Für die stimmungsvolle musikalische Begleitung der Veranstaltung sorgte Maximilian Roth mit seinem Saxofon. In den Grußworten von Jasmin Ulrich (Leiterin des Hospizdienstes) , Matthias Beck (Bürgermeister von Hockenheim), Daniel Born (Mitglied des Landtages von Baden-Württemberg) sowie Christian Kramberg (1. Vorsitzender des Kunstvereins Hockenheim) wurde die Bedeutung von Kunst, Kooperation und gemeinschaftlicher Zusammenhalt betont.

Anschließend gab Jeanette Egner einen persönlichen Einblick in ihre künstlerische Arbeit.
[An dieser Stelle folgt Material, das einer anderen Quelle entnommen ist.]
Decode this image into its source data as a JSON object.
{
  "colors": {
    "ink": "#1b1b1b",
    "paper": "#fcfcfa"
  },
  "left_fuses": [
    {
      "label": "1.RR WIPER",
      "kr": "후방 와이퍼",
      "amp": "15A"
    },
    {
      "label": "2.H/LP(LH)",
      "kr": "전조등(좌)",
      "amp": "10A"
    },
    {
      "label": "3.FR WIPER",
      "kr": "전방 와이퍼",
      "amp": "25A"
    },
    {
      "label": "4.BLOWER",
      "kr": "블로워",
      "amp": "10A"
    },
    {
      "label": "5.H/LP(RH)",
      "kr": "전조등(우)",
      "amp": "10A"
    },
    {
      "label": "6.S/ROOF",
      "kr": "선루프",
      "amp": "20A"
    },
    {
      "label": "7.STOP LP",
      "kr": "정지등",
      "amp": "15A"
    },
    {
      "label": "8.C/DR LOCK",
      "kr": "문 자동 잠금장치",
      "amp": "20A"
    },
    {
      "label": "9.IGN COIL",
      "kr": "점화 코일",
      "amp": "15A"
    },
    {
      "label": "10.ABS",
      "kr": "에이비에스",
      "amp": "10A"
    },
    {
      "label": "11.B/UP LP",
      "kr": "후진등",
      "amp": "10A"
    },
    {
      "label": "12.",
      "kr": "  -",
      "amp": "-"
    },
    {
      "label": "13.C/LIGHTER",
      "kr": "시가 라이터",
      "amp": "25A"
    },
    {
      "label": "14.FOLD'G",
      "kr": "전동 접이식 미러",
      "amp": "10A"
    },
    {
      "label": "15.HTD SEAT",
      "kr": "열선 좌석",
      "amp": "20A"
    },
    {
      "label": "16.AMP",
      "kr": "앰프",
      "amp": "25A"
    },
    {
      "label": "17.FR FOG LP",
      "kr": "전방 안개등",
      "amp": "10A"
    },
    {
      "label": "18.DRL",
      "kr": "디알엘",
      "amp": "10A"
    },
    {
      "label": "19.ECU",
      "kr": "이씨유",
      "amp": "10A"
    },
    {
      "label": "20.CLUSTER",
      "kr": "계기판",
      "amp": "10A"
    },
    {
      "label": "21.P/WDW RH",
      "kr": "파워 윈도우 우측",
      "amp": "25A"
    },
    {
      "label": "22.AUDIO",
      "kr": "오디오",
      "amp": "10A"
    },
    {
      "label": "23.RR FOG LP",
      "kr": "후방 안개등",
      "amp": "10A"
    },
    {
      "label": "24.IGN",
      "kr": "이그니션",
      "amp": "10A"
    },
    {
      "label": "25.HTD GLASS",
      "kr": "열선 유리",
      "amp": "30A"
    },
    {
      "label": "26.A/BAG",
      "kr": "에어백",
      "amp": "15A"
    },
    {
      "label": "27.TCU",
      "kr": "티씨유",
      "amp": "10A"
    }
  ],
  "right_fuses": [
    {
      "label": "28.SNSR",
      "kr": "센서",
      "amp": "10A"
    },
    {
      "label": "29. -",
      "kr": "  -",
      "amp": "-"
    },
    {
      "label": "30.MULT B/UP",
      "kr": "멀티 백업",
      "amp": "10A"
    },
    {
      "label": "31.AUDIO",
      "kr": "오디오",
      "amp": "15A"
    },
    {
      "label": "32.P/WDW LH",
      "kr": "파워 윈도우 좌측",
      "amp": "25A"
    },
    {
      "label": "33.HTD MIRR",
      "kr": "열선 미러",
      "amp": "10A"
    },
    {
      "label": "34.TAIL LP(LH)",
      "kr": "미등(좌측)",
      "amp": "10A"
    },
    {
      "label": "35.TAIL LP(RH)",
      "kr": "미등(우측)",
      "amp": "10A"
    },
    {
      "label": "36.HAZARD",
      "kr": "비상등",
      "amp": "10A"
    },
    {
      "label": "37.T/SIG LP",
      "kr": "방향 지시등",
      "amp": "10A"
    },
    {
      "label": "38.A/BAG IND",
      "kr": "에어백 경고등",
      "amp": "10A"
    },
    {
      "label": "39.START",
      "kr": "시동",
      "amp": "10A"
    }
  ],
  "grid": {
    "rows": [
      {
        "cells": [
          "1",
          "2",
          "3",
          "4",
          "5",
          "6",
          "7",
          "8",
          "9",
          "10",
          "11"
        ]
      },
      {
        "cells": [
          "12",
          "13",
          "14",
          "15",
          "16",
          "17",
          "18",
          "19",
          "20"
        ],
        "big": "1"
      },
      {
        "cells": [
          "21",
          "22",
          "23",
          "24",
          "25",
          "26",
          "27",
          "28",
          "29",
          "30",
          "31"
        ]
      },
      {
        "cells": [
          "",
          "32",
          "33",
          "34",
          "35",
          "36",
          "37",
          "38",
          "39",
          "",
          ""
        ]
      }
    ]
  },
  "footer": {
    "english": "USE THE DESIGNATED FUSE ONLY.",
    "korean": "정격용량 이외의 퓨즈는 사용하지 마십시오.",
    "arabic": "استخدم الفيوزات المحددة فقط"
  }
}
Sie sprach über ihre Bewegggründe zur Malerei, ihre Techniken, Impulse und Emotionen und darüber, was sie für sie und ihre Kunst bedeutet.

Fotos von Dagmar Kramberg

Unser besonderer Dank gilt der Leitung der Kirchlichen Sozialstation, dem Vorstand des Kunstvereins Hockenheim sowie Maximilian Roth für die musikalische Begleitung und allen Helfern und Gästen, die diesen Abend zu einem besonderen Erlebnis gemacht haben.

Die Ausstellung ist zu den üblichen Bürozeiten der Kirchlichen Sozialstation in der Oberen Hauptstraße 47 in Hockenheim Mo. – Fr. von 9.00 bis 16.00 Uhr geöffnet.
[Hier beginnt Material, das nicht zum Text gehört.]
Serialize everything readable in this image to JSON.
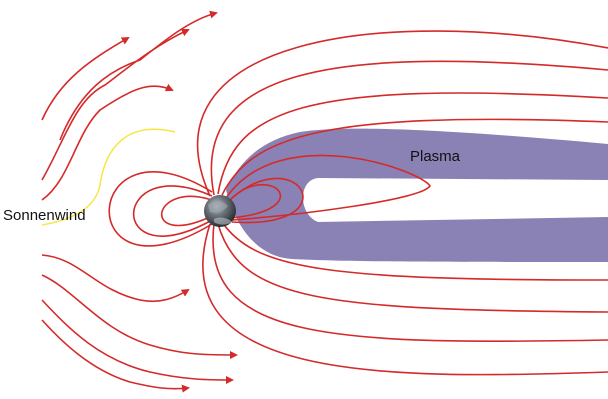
{
  "labels": {
    "solar_wind": "Sonnenwind",
    "plasma": "Plasma"
  },
  "colors": {
    "field_line": "#d42a2a",
    "plasma": "#8a82b4",
    "solar_wind_trace": "#f5e64a",
    "background": "#ffffff"
  },
  "icons": {
    "earth": "earth-globe-icon"
  }
}
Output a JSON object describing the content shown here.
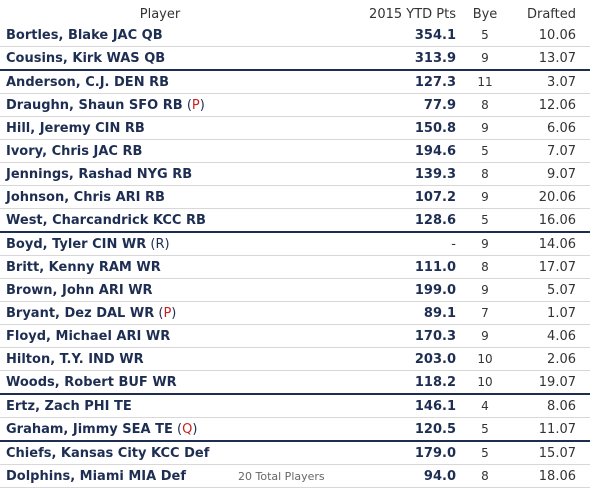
{
  "headers": {
    "player": "Player",
    "pts": "2015 YTD Pts",
    "bye": "Bye",
    "drafted": "Drafted"
  },
  "rows": [
    {
      "name": "Bortles, Blake JAC QB",
      "status": "",
      "pts": "354.1",
      "bye": "5",
      "drafted": "10.06",
      "group_start": false
    },
    {
      "name": "Cousins, Kirk WAS QB",
      "status": "",
      "pts": "313.9",
      "bye": "9",
      "drafted": "13.07",
      "group_start": false
    },
    {
      "name": "Anderson, C.J. DEN RB",
      "status": "",
      "pts": "127.3",
      "bye": "11",
      "drafted": "3.07",
      "group_start": true
    },
    {
      "name": "Draughn, Shaun SFO RB",
      "status": "P",
      "pts": "77.9",
      "bye": "8",
      "drafted": "12.06",
      "group_start": false
    },
    {
      "name": "Hill, Jeremy CIN RB",
      "status": "",
      "pts": "150.8",
      "bye": "9",
      "drafted": "6.06",
      "group_start": false
    },
    {
      "name": "Ivory, Chris JAC RB",
      "status": "",
      "pts": "194.6",
      "bye": "5",
      "drafted": "7.07",
      "group_start": false
    },
    {
      "name": "Jennings, Rashad NYG RB",
      "status": "",
      "pts": "139.3",
      "bye": "8",
      "drafted": "9.07",
      "group_start": false
    },
    {
      "name": "Johnson, Chris ARI RB",
      "status": "",
      "pts": "107.2",
      "bye": "9",
      "drafted": "20.06",
      "group_start": false
    },
    {
      "name": "West, Charcandrick KCC RB",
      "status": "",
      "pts": "128.6",
      "bye": "5",
      "drafted": "16.06",
      "group_start": false
    },
    {
      "name": "Boyd, Tyler CIN WR",
      "status": "R",
      "pts": "-",
      "bye": "9",
      "drafted": "14.06",
      "group_start": true
    },
    {
      "name": "Britt, Kenny RAM WR",
      "status": "",
      "pts": "111.0",
      "bye": "8",
      "drafted": "17.07",
      "group_start": false
    },
    {
      "name": "Brown, John ARI WR",
      "status": "",
      "pts": "199.0",
      "bye": "9",
      "drafted": "5.07",
      "group_start": false
    },
    {
      "name": "Bryant, Dez DAL WR",
      "status": "P",
      "pts": "89.1",
      "bye": "7",
      "drafted": "1.07",
      "group_start": false
    },
    {
      "name": "Floyd, Michael ARI WR",
      "status": "",
      "pts": "170.3",
      "bye": "9",
      "drafted": "4.06",
      "group_start": false
    },
    {
      "name": "Hilton, T.Y. IND WR",
      "status": "",
      "pts": "203.0",
      "bye": "10",
      "drafted": "2.06",
      "group_start": false
    },
    {
      "name": "Woods, Robert BUF WR",
      "status": "",
      "pts": "118.2",
      "bye": "10",
      "drafted": "19.07",
      "group_start": false
    },
    {
      "name": "Ertz, Zach PHI TE",
      "status": "",
      "pts": "146.1",
      "bye": "4",
      "drafted": "8.06",
      "group_start": true
    },
    {
      "name": "Graham, Jimmy SEA TE",
      "status": "Q",
      "pts": "120.5",
      "bye": "5",
      "drafted": "11.07",
      "group_start": false
    },
    {
      "name": "Chiefs, Kansas City KCC Def",
      "status": "",
      "pts": "179.0",
      "bye": "5",
      "drafted": "15.07",
      "group_start": true
    },
    {
      "name": "Dolphins, Miami MIA Def",
      "status": "",
      "pts": "94.0",
      "bye": "8",
      "drafted": "18.06",
      "group_start": false
    }
  ],
  "footer": "20 Total Players",
  "colors": {
    "name_text": "#1e2e52",
    "status_alert": "#cc2020",
    "group_divider": "#1e2e52"
  }
}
Einladung zur Vernissage „FARBEUPHORIE“ von Jeanette Egner 07.11.2025 um 18 Uhr Kirchliche Sozialstation Hockenheim

Wir freuen uns über unsere weitere Kooperation mit der Kirchlichen Sozialstation Hockenheim und laden alle Mitglieder, Kunstinteressierten sowie Bürgerinnen und Bürger zur Vernissage am Freitag, 07.11.2025 um 18 Uhr in das Foyer der Oberen Hauptstraße 47 in Hockenheim ein.

Grußworte werden von Christian Kramberg (Vorsitzender des Kunstvereins Hockenheim), Matthias Beck (Bürgermeister der Stadt Hockenheim), Daniel Born (Mitglied des Landtags Baden-Württemberg) und Jasmin Ulrich (Kirchliche Sozialstation Hockenheim) gehalten.
Im Anschluss wird die Künstlerin Jeanette Egner ihre Bilder erläutern.
Neben der saxophonischen Begleitung (Maximilian Roth) werden noch Sekt und Knabbergebäck gereicht.
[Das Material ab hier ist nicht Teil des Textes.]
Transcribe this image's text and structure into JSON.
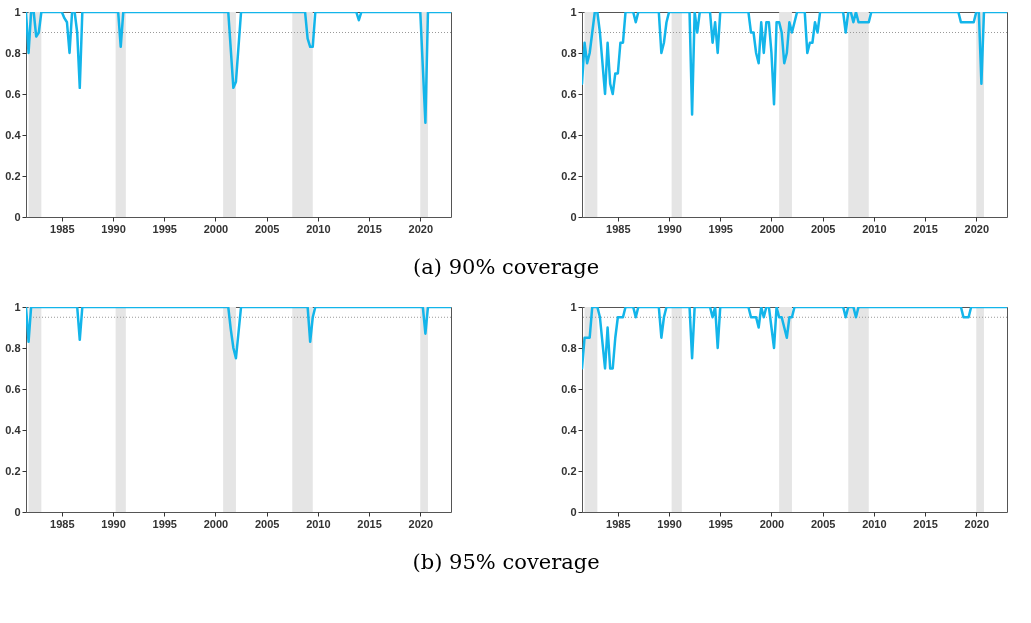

Jeanette Egner organisiert im eigenen Atelier Workshops und illustriert Kinderbücher. Sie lebt und arbeitet in Hockenheim.

Vielen Dank an Jasmin Ulrich für die Initiative und Jeanette Egner für die neue Mitgliedschaft.

Die Künstlerin, das Team der Kirchlichen Sozialstation Hockenheim und der Kunstverein Hockenheim freuen sich über zahlreiche Besucher und Besucherinnen!

Die Ausstellung ist bis zum Frühjahr 2026 zu den üblichen Bürozeiten Mo. – Fr. von 9.00 bis 16.00 Uhr geöffnet.